Additional information on the specifics of hardware that Poky supports is available in README.hardware. Further hardware support can easily be added in the form of BSP layers which extend the systems capabilities in a modular way. Many layers are available and can be found through the layer index.
As an integration layer Poky consists of several upstream projects such as BitBake, OpenEmbedded-Core, Yocto documentation, the 'meta-yocto' layer which has configuration and hardware support components. These components are all part of the Yocto Project and OpenEmbedded ecosystems.
The Yocto Project has extensive documentation about the system including a reference manual which can be found at https://docs.yoctoproject.org/
OpenEmbedded is the build architecture used by Poky and the Yocto project.
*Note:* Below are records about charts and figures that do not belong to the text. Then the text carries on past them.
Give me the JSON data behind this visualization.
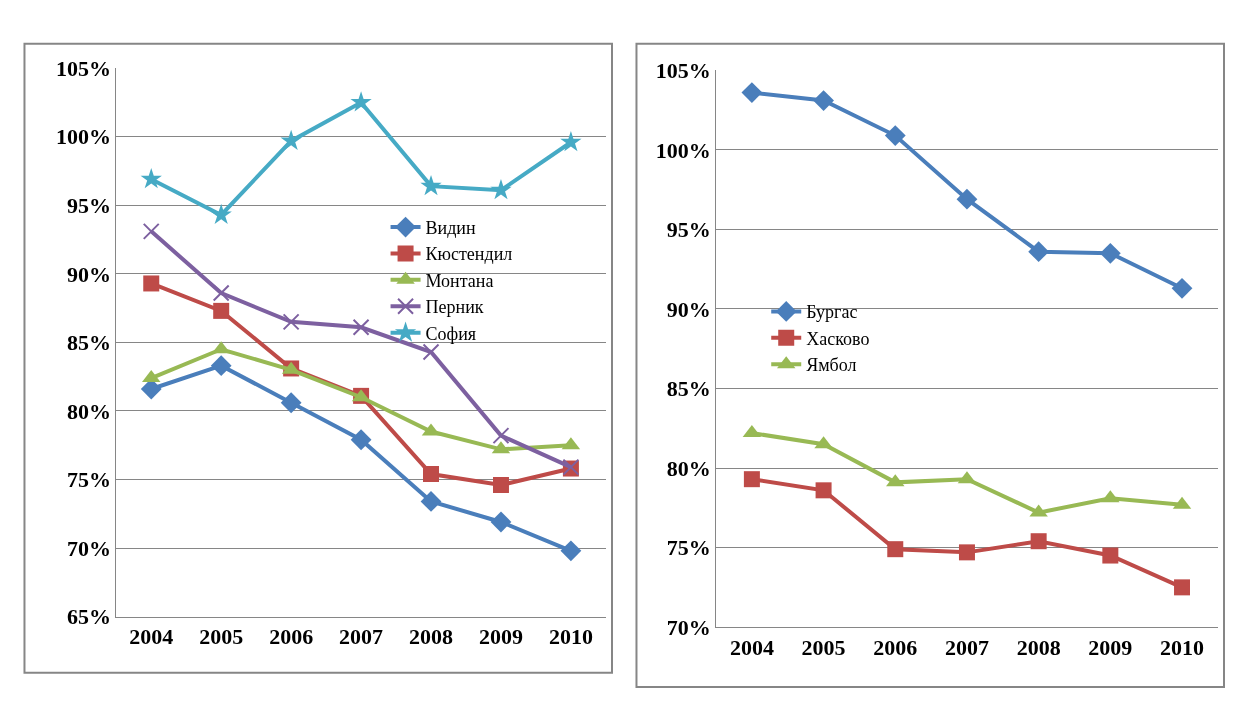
{
  "chart_data": [
    {
      "type": "line",
      "categories": [
        "2004",
        "2005",
        "2006",
        "2007",
        "2008",
        "2009",
        "2010"
      ],
      "ylim": [
        65,
        105
      ],
      "yticks": [
        {
          "value": 65,
          "label": "65%"
        },
        {
          "value": 70,
          "label": "70%"
        },
        {
          "value": 75,
          "label": "75%"
        },
        {
          "value": 80,
          "label": "80%"
        },
        {
          "value": 85,
          "label": "85%"
        },
        {
          "value": 90,
          "label": "90%"
        },
        {
          "value": 95,
          "label": "95%"
        },
        {
          "value": 100,
          "label": "100%"
        },
        {
          "value": 105,
          "label": "105%"
        }
      ],
      "grid": "y",
      "legend": "center",
      "line_style": "solid",
      "series": [
        {
          "name": "Видин",
          "color": "#4a7ebb",
          "marker": "diamond",
          "values": [
            81.6,
            83.3,
            80.6,
            77.9,
            73.4,
            71.9,
            69.8
          ]
        },
        {
          "name": "Кюстендил",
          "color": "#be4b48",
          "marker": "square",
          "values": [
            89.3,
            87.3,
            83.1,
            81.1,
            75.4,
            74.6,
            75.8
          ]
        },
        {
          "name": "Монтана",
          "color": "#98b954",
          "marker": "triangle",
          "values": [
            82.4,
            84.5,
            83.0,
            81.0,
            78.5,
            77.2,
            77.5
          ]
        },
        {
          "name": "Перник",
          "color": "#7d60a0",
          "marker": "cross",
          "values": [
            93.1,
            88.6,
            86.5,
            86.1,
            84.3,
            78.2,
            75.9
          ]
        },
        {
          "name": "София",
          "color": "#46aac5",
          "marker": "star",
          "values": [
            96.9,
            94.3,
            99.7,
            102.5,
            96.4,
            96.1,
            99.6
          ]
        }
      ]
    },
    {
      "type": "line",
      "categories": [
        "2004",
        "2005",
        "2006",
        "2007",
        "2008",
        "2009",
        "2010"
      ],
      "ylim": [
        70,
        105
      ],
      "yticks": [
        {
          "value": 70,
          "label": "70%"
        },
        {
          "value": 75,
          "label": "75%"
        },
        {
          "value": 80,
          "label": "80%"
        },
        {
          "value": 85,
          "label": "85%"
        },
        {
          "value": 90,
          "label": "90%"
        },
        {
          "value": 95,
          "label": "95%"
        },
        {
          "value": 100,
          "label": "100%"
        },
        {
          "value": 105,
          "label": "105%"
        }
      ],
      "grid": "y",
      "legend": "left",
      "line_style": "solid",
      "series": [
        {
          "name": "Бургас",
          "color": "#4a7ebb",
          "marker": "diamond",
          "values": [
            103.6,
            103.1,
            100.9,
            96.9,
            93.6,
            93.5,
            91.3
          ]
        },
        {
          "name": "Хасково",
          "color": "#be4b48",
          "marker": "square",
          "values": [
            79.3,
            78.6,
            74.9,
            74.7,
            75.4,
            74.5,
            72.5
          ]
        },
        {
          "name": "Ямбол",
          "color": "#98b954",
          "marker": "triangle",
          "values": [
            82.2,
            81.5,
            79.1,
            79.3,
            77.2,
            78.1,
            77.7
          ]
        }
      ]
    }
  ]
}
For information about OpenEmbedded, see the OpenEmbedded website.
Contribution Guidelines
Please refer to our contributor guide here: https://docs.yoctoproject.org/dev/contributor-guide/ for full details on how to submit changes.
Where to Send Patches
As Poky is an integration repository (built using a tool called combo-layer), patches against the various components should be sent to their respective upstreams:
OpenEmbedded-Core (files in meta/, meta-selftest/, meta-skeleton/, scripts/):
- Git repository: https://git.openembedded.org/openembedded-core/
- Mailing list: openembedded-core@lists.openembedded.org
BitBake (files in bitbake/):
- Git repository: https://git.openembedded.org/bitbake/
- Mailing list: bitbake-devel@lists.openembedded.org
Documentation (files in documentation/):
- Git repository: https://git.yoctoproject.org/cgit/cgit.cgi/yocto-docs/
- Mailing list: docs@lists.yoctoproject.org
meta-yocto (files in meta-poky/, meta-yocto-bsp/):
- Git repository: https://git.yoctoproject.org/cgit/cgit.cgi/meta-yocto
- Mailing list: poky@lists.yoctoproject.org
If in doubt, check the openembedded-core git repository for the content you intend to modify as most files are from there unless clearly one of the above categories. Before sending, be sure the patches apply cleanly to the current git repository branch in question.